If property prices seem to have bottomed out, as the Taoiseach seems to assume, where are all the buyers? Where are the cash-rich pension funds, swooping to pick up the bargains that lie around? They are nowhere to be seen. The Taoiseach bases his assumptions on a modest recovery, but he simply does not know what the future holds in that regard. A recent article in The Irish Times by Professor Morgan Kelly for whom I have great expect, clearly illustrates why buyers are holding on to their cash. As the professor was one of the few commentators to predict the current collapse in the property market, people would be very foolish to ignore his warnings. According to Professor Kelly, when the bubble burst on Irish agricultural land in the 1970s, real prices fell by a massive 75% and stayed at that level for 18 years. Based on that experience, and on what happened to the Japanese property market in the 1980s, Professor Kelly gives a clear warning that NAMA could generate multi-billion losses for the taxpayer. I respect his opinion.

The Minister seems to believe that because rents are still high in Ireland, property prices are set to increase. He should go out on the street and ask people. Can I suggest to the Minister that it could also mean that rents have further to fall? We know that Irish rents are still very expensive by European standards. We also know that more than 30% of commercial property in this city is empty, while interest rates and unemployment are set to increase. So which is more likely, a rise in property prices or a fall in rents?

The Minister told the House that NAMA would apply a 30% discount, on average, to the loans that it is purchasing from the banks. He did not tell us, however, what the discount is for each individual bank, which is fundamental. Can the Minister tell us the discounts being applied to Allied Irish Banks and Bank of Ireland? Do they have discounts lower than 30%? If so, what is the discount that is being applied? I ask the Minister to indicate to the House how much further recapitalisation will be required at Allied Irish Banks and Bank of Ireland, following his statement on NAMA yesterday. I hope that detailed responses will be given on both issues. What further money will the taxpayer need to fork out here?

Despite the many uncertainties and this being the biggest gamble of the century, the Government has still decided that the only way to solve the banking crisis is to place almost all of the risk on the shoulders of the people. They might not see it yet because these are paper transactions and it is being sucked away out of the system without it being visible to them. In contrast, the Minister intends to allow the investors and speculators who funded the property bubble to scuttle away from their responsibilities. This is why share prices have zoomed following the Minister's statement. All this comes from a party that continues to lecture the rest of us on patriotism.

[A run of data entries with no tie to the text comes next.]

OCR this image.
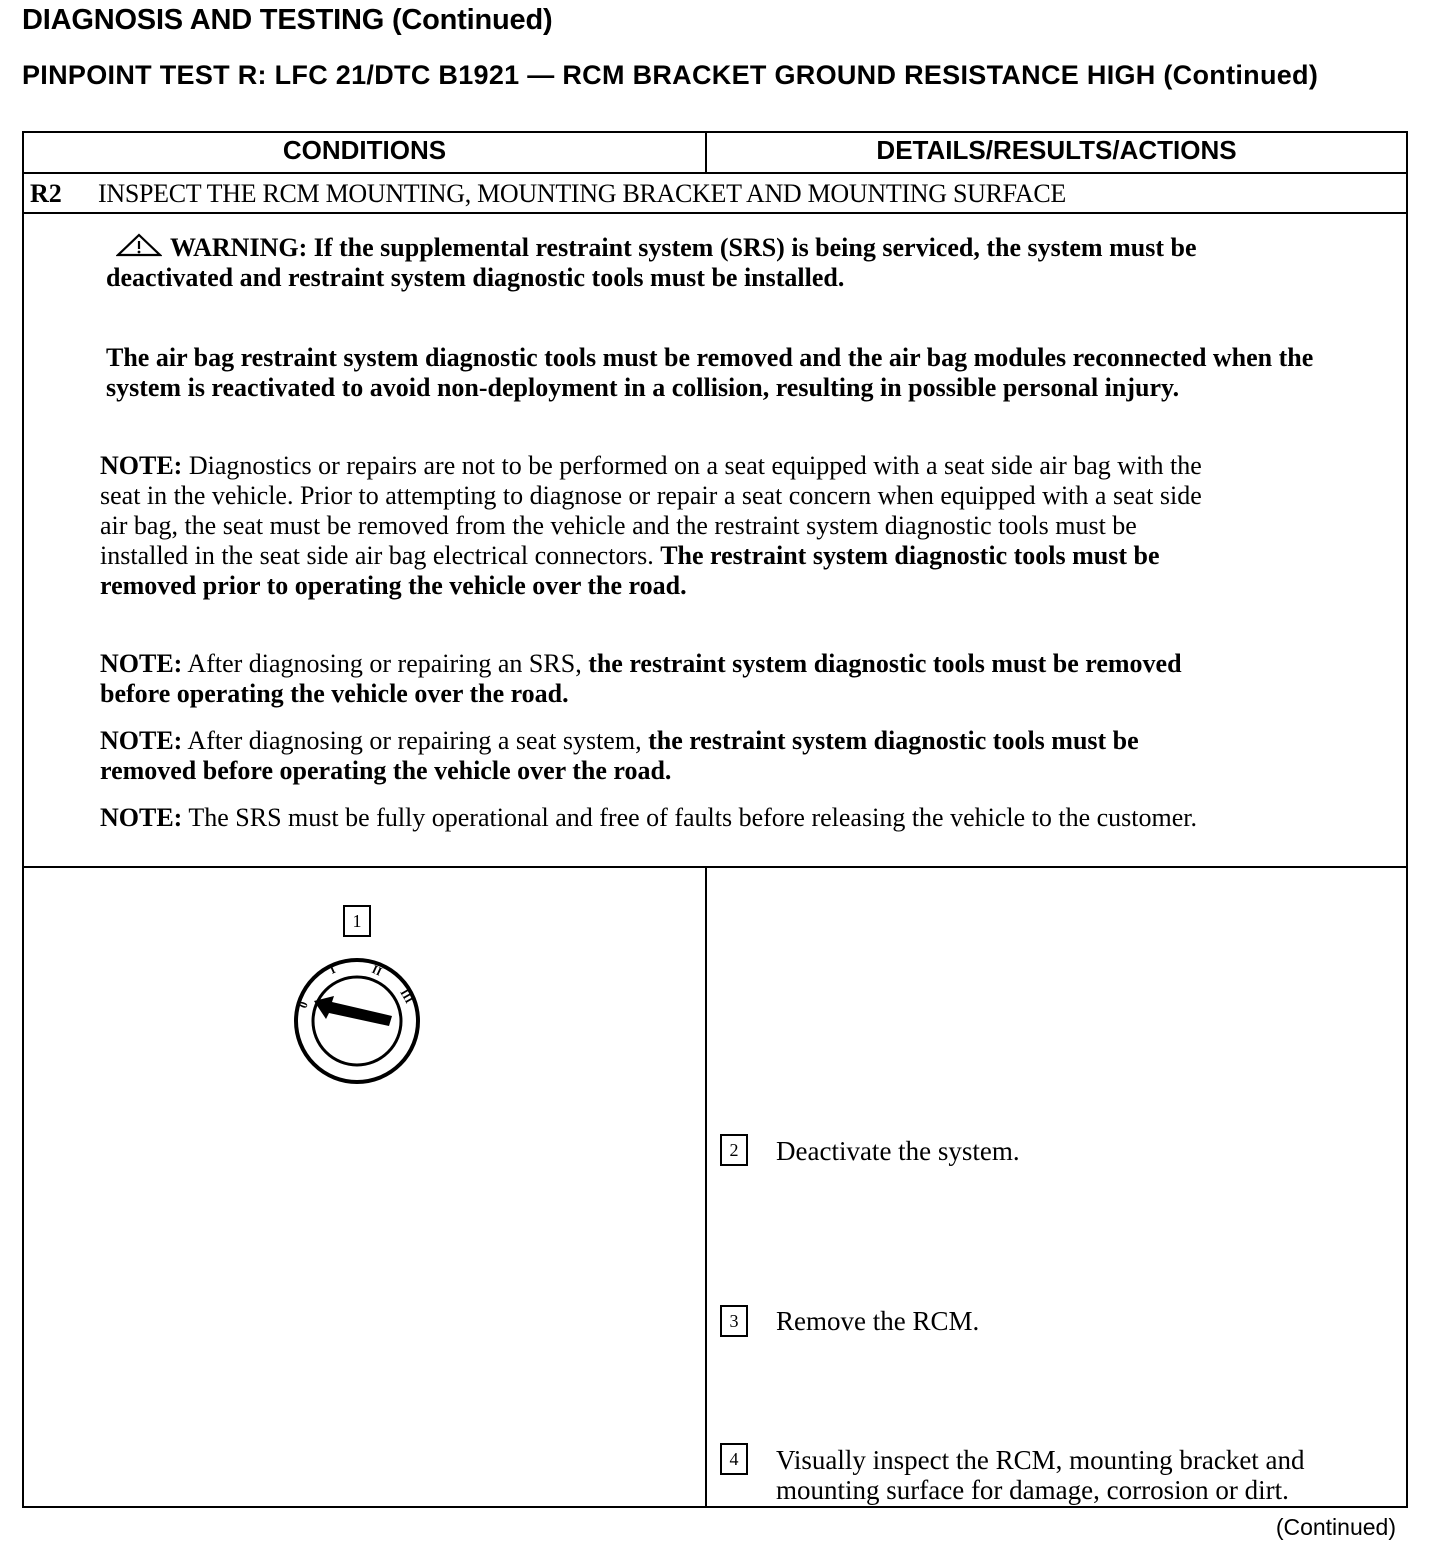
DIAGNOSIS AND TESTING (Continued)
PINPOINT TEST R: LFC 21/DTC B1921 — RCM BRACKET GROUND RESISTANCE HIGH (Continued)
CONDITIONS	DETAILS/RESULTS/ACTIONS
R2 INSPECT THE RCM MOUNTING, MOUNTING BRACKET AND MOUNTING SURFACE
WARNING: If the supplemental restraint system (SRS) is being serviced, the system must be deactivated and restraint system diagnostic tools must be installed.
The air bag restraint system diagnostic tools must be removed and the air bag modules reconnected when the system is reactivated to avoid non-deployment in a collision, resulting in possible personal injury.
NOTE: Diagnostics or repairs are not to be performed on a seat equipped with a seat side air bag with the seat in the vehicle. Prior to attempting to diagnose or repair a seat concern when equipped with a seat side air bag, the seat must be removed from the vehicle and the restraint system diagnostic tools must be installed in the seat side air bag electrical connectors. The restraint system diagnostic tools must be removed prior to operating the vehicle over the road.
NOTE: After diagnosing or repairing an SRS, the restraint system diagnostic tools must be removed before operating the vehicle over the road.
NOTE: After diagnosing or repairing a seat system, the restraint system diagnostic tools must be removed before operating the vehicle over the road.
NOTE: The SRS must be fully operational and free of faults before releasing the vehicle to the customer.
1
0
I	II
III
2	Deactivate the system.
3	Remove the RCM.
4	Visually inspect the RCM, mounting bracket and mounting surface for damage, corrosion or dirt.
(Continued)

The sad thing is that senior members of the Government believe what they are saying on NAMA. They are so cut off from the real world that they have ended up swallowing this fiction. When the Taoiseach looks in the mirror in the morning, he probably sees a man who thinks he is doing what is right. The rest of us see a Taoiseach whose policies helped destroy our economy in a Government which refuses to apologise and which keeps making the same mistakes. The Taoiseach said it is a gamble or do nothing. He had the privilege of sitting in the Department of Finance for four years when nothing was done, despite the fact that almost 1,000 people work in the regulator's office and the Central Bank. Advice was available to him not only from at home but also from abroad about the dangers that lay ahead and yet nothing was done. He now tells us that it is a gamble of €54 billion or do nothing.